I need to create a new column which uniquely numbers each iteration of a comment_id. The first five lines of the new column would be as follows:
| comment_cat_id |
|---|
| 1_1 |
| 2_1 |
| 2_2 |
| 3_1 |
| 4_1 |
I’m thinking I can use:
df$comment_cat_id <- paste(comment_id, ?????, sep = "_")

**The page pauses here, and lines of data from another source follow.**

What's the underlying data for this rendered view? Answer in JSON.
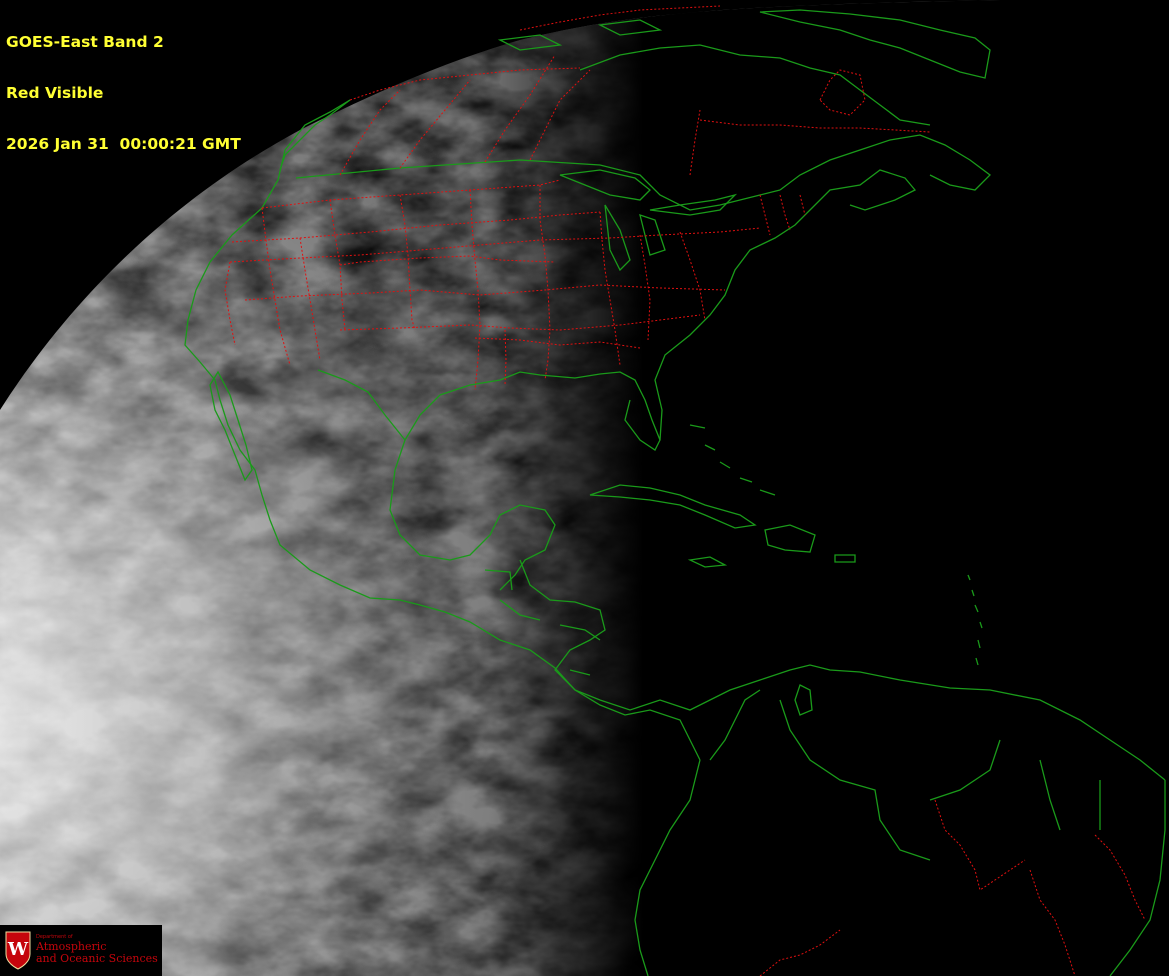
{
  "caption": {
    "line1": "GOES-East Band 2",
    "line2": "Red Visible",
    "line3": "2026 Jan 31  00:00:21 GMT"
  },
  "colors": {
    "caption_text": "#ffff33",
    "coastline": "#1a9a1a",
    "state_borders": "#e01010",
    "logo_red": "#c5050c",
    "space": "#000000"
  },
  "logo": {
    "shield_letter": "W",
    "department_line": "Department of",
    "line1": "Atmospheric",
    "line2": "and Oceanic Sciences"
  }
}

to handle the creation of the new column. But I don’t know how to generate the unique count of each occurrence of each comment_id to place into the ????? slot in the above code.
Can anyone help?
>Solution :
That is a way to do it.
df$newcol <- NA # New Column
freq <- as.data.frame(table(df$comment_id)) # Occurencies
> for (i in unique(df$comment_id)) {
+ df[df$comment_id == i,"newcol"] <- paste(i, 1:freq[freq$Var1 == i,"Freq"], sep="_") # For each id, it fills the new column
+ }
> df
comment_id cat newcol
1 1 acc_sp 1_1
2 2 acc_lex 2_1
3 2 org_gen 2_2
4 3 acc_gen 3_1
5 4 ran_lex 4_1
6 5 arg_rel 5_1
7 6 len 6_1
8 7 org_lay 7_1
9 8 org_spe 8_1
10 9 org_gen 9_1
11 10 coh_link 10_1